There is so much Big going on around us that it’s hard to see anything else. Indeed it takes a lot of work sometimes to see the small things hidden in the shadows cast by the Big in life. But that effort to seek makes the finding all the more rewarding and special.

And so, here are some small things for which I am thankful. In a big way. (And I didn’t even really have to look hard for them because – and here’s the real point — they’re right in front of my face every day):

  • A wonderful Shi-tzu. The best 10 pounds of loopy dog that a family could ask for. He sleeps 22 hours a day, yet fills the other two with slobbery love, adventure, and crazy amusement. What more could anyone ask for?
  • The pure joy of stumbling into a great book and the sense of accomplishment that comes with finishing any book. Connecting to an author’s ideas, images and visions is magical in a way that nothing else, not even the best movies or plays can duplicate. So much of that connection depends on the reader’s personal commitment that the experience becomes a shared investment, and the rewards that much greater.
  • Vacuuming. The repetitive movement and solitary function are more calming than a bottle of Valium. It is wonderfully easy to get lost in the machine’s loud, whirring cacophony and temporarily disconnect from the rest of the world.
  • A small house. Just enough space to shelter our family, provide roots and context and warmth. Yet, small enough to keep us humble. Life is about so much more than material possessions, like over-sized houses.
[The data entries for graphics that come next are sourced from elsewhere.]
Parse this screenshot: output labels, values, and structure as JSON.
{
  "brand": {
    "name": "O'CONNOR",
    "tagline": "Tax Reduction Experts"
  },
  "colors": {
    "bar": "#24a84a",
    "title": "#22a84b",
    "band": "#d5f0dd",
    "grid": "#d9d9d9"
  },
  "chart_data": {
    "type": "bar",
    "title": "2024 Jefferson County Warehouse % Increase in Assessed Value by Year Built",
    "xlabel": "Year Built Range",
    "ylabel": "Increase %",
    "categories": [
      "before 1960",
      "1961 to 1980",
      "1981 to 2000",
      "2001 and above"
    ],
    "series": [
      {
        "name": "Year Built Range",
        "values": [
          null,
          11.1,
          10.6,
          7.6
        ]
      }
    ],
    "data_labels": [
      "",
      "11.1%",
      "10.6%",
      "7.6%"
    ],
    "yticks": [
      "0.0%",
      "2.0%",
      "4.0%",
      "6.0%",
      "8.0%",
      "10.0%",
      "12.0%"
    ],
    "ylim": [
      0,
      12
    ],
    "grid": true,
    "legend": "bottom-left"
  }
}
Anything beyond “need,” is “want.” And “want” can be a slope slick with narcissism.
  • Handmade fleece blankets. Our daughters made them years ago as gifts. Not quite square, a tad too short, some of the felt ties longer than others, yet crafted with childhood’s enthusiasm and pride — and absolutely nothing is warmer.
  • Filling bird feeders. We cannot be God. But feeding His creatures makes us His helpers, which is never a bad thing.
  • Sunny November mornings. I despise winter. So, as life’s wheel spins relentlessly toward wintry death, every scrap of life must be collected and celebrated as the gift that it is. A little warm sunshine in the 11th month serves as a hopeful reminder of what was, and what will come again if only we can survive the next few months of gray cold.
  • Talking with my young adult daughters. Yes, actually talking. About everything, big and small. They are at turns brilliant, frustrating, funny, nerve-wracking, challenging, thoughtful, unaware, insightful, inspiring, self-centered, caring – in other words, the same as nearly any adult.  What’s more, they’re the adults we will contribute to society. Therefore, they are as worthy of our time and attention as any “grownup.” Valuing them now will teach them to value others later.
  • Couch time with my wife. I always want to be close enough to rub a tired foot; laugh together over another stupid joke; mumble “I love you” loud enough for only her ears; and reach over and squeeze her hand, reassured that we share more than a mortgage and a last name. We share time and space, place and purpose.

Now I’m off to enjoy dinner with my family.

Ah! Dinner with family!

Another one of those seemingly-small things that really is so much bigger than it seems.